This study examined two markers of language impairment (LI) in a single experiment, testing sentence imitation and grammatical morphology production using an imitation task with masked morphemes. One goal was to test predictions of the morphological richness account of LI in Czech. We also tested the independent contributions of language and memory skills to sentence imitation performance.
Seventeen children with LI (5;1–7;6 [years;months]) and 17 vocabulary-matched typically developing (TD) children (3;8–4;11) were administered a sentence imitation task where each sentence had one noun or verb ending replaced by a coughing sound. In addition, a receptive vocabulary and the digit span (backward and forward) tasks were administered.
Children with LI were significantly less accurate than TD children in sentence imitation task. Both vocabulary and digit span had unique effects on sentence imitation scores. Children with LI were less successful in imitating the target words, especially verbs. However, if they succeeded, their completions of the masked morphemes were no less accurate than in TD children.
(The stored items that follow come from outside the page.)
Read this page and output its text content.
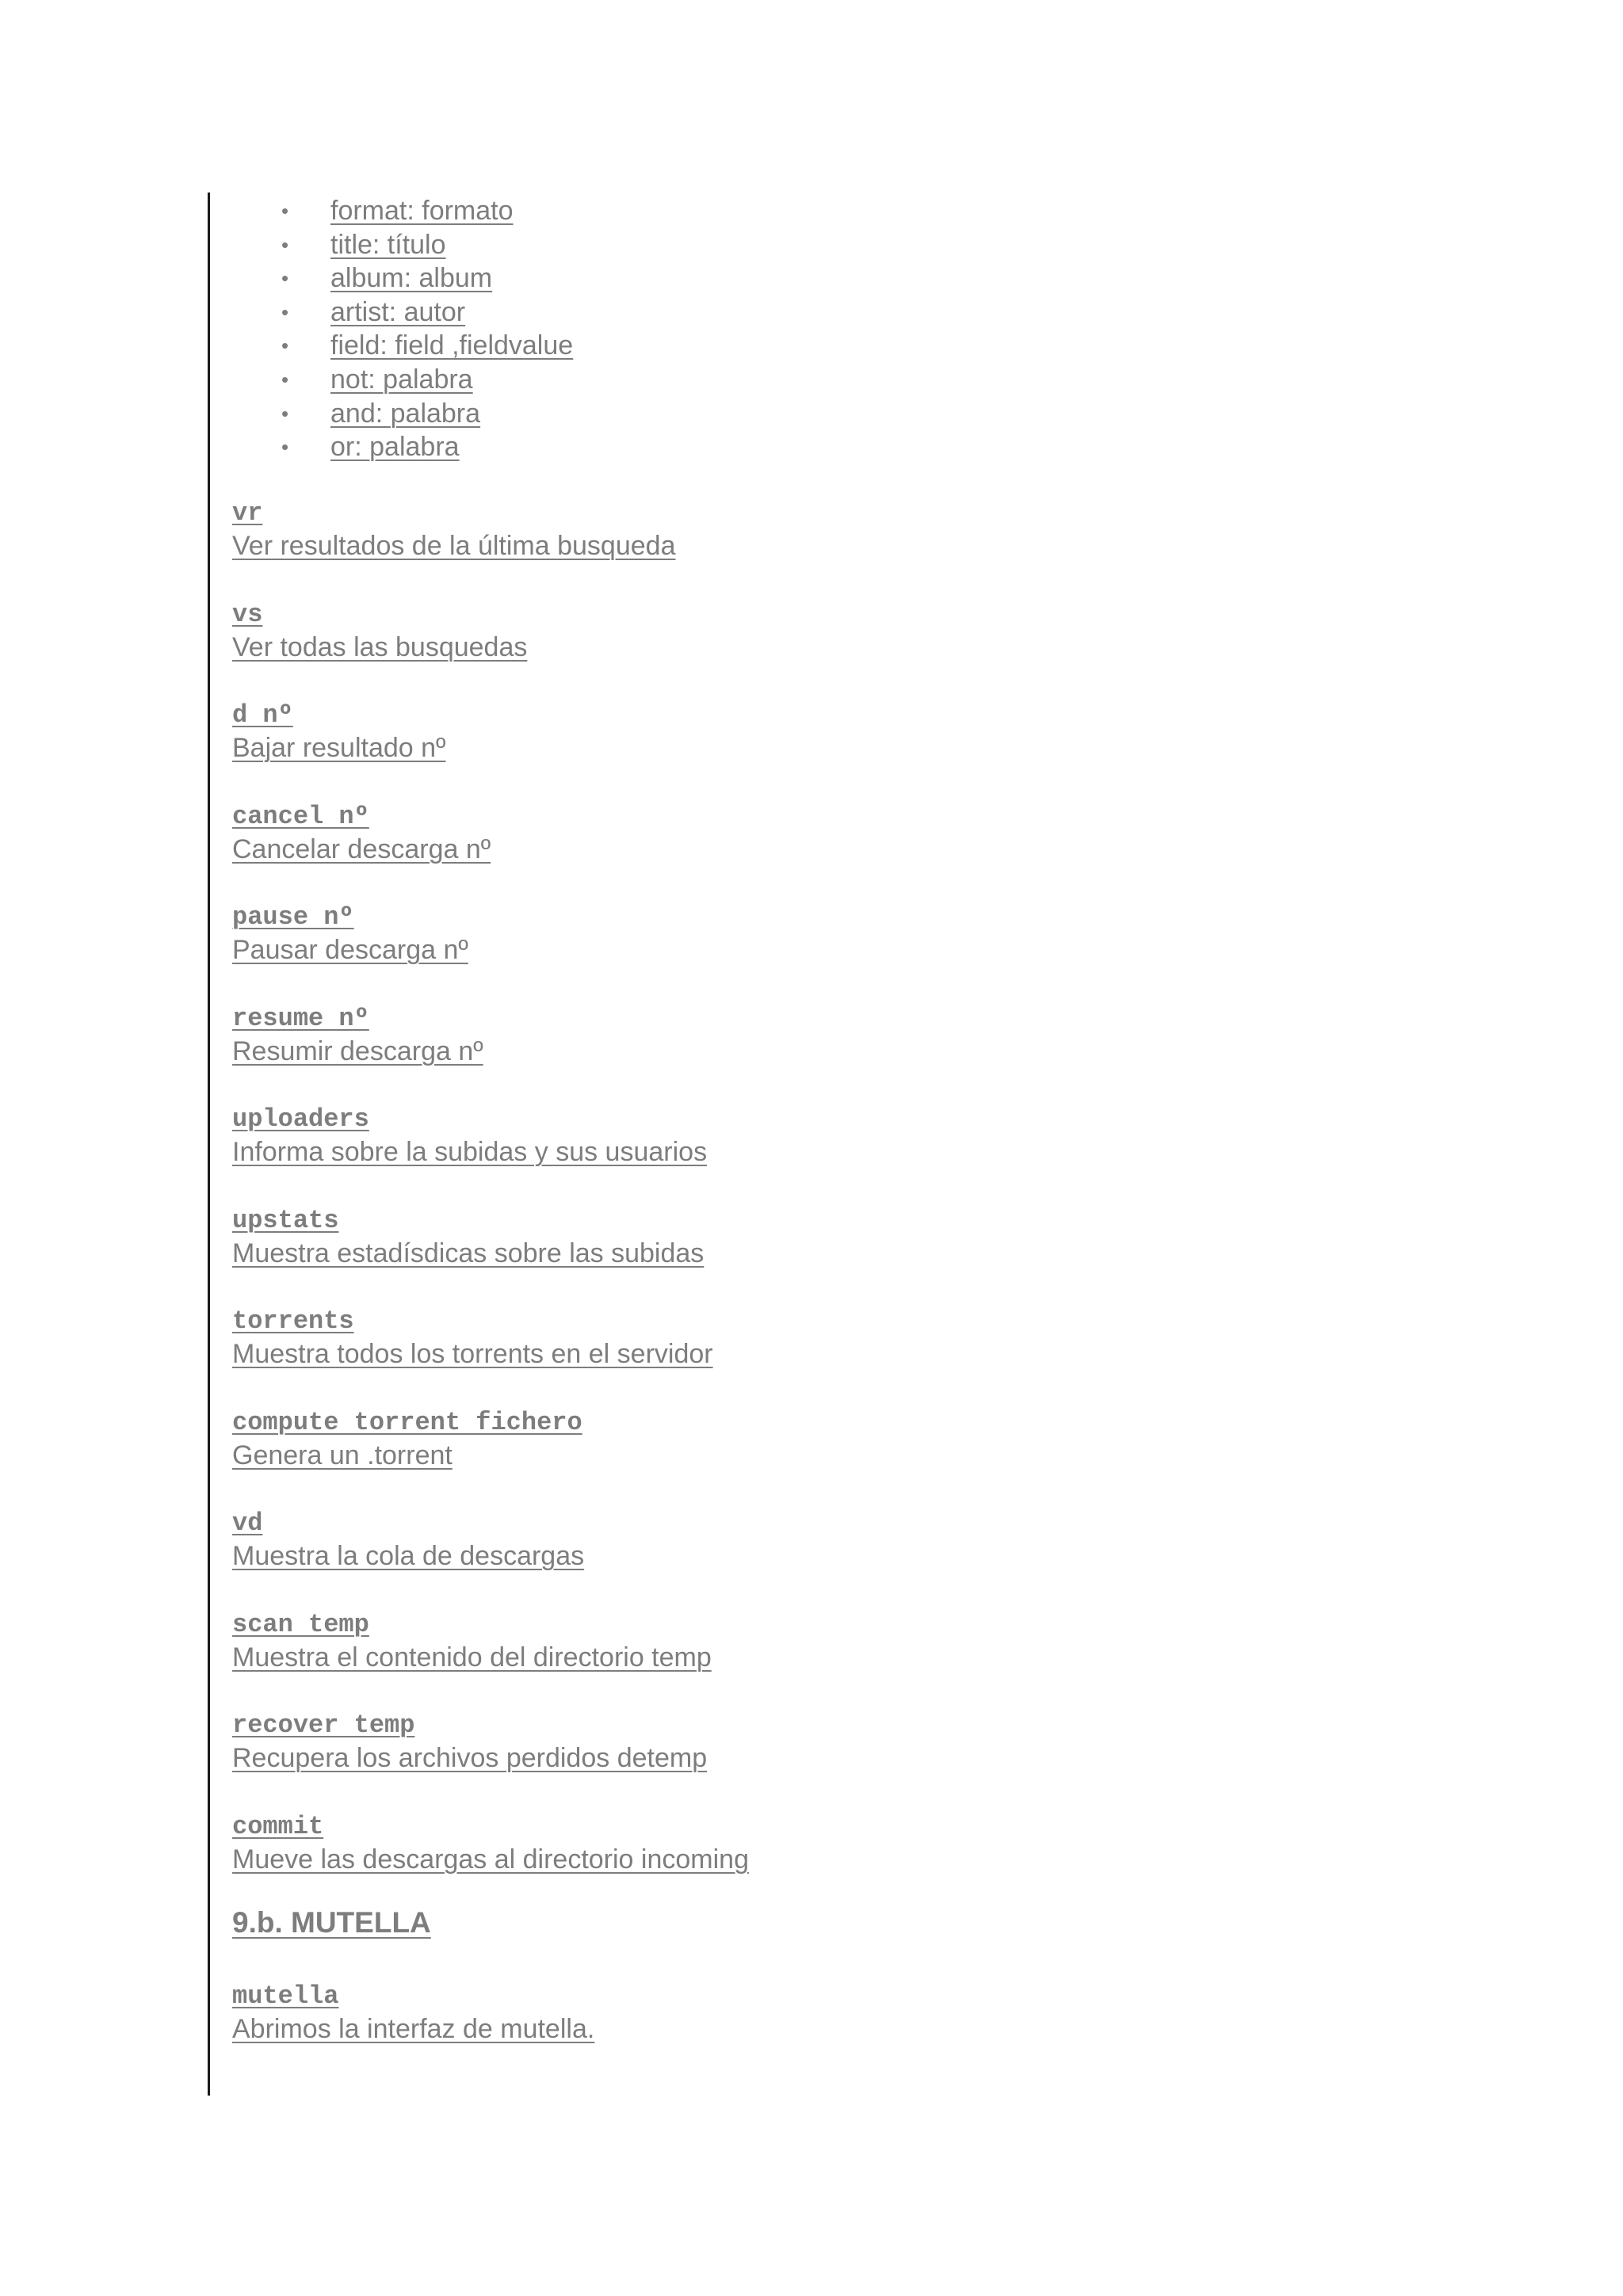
• format: formato
• title: título
• album: album
• artist: autor
• field: field ,fieldvalue
• not: palabra
• and: palabra
• or: palabra
vr
Ver resultados de la última busqueda
vs
Ver todas las busquedas
d nº
Bajar resultado nº
cancel nº
Cancelar descarga nº
pause nº
Pausar descarga nº
resume nº
Resumir descarga nº
uploaders
Informa sobre la subidas y sus usuarios
upstats
Muestra estadísdicas sobre las subidas
torrents
Muestra todos los torrents en el servidor
compute torrent fichero
Genera un .torrent
vd
Muestra la cola de descargas
scan temp
Muestra el contenido del directorio temp
recover temp
Recupera los archivos perdidos detemp
commit
Mueve las descargas al directorio incoming
9.b. MUTELLA
mutella
Abrimos la interfaz de mutella.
The accuracy of completions was affected by the morpheme frequency and homophony, but these effects were similar in TD and affected children.
Sentence imitation is a measure of language skills and verbal memory. Results on morpheme completions are consistent with processing models of LI, but some predictions of the morphological richness model were not confirmed. The results suggest that children with LI might have a deficit in organizing morphosyntactic relations in sentences, rather than in morphological processing proper.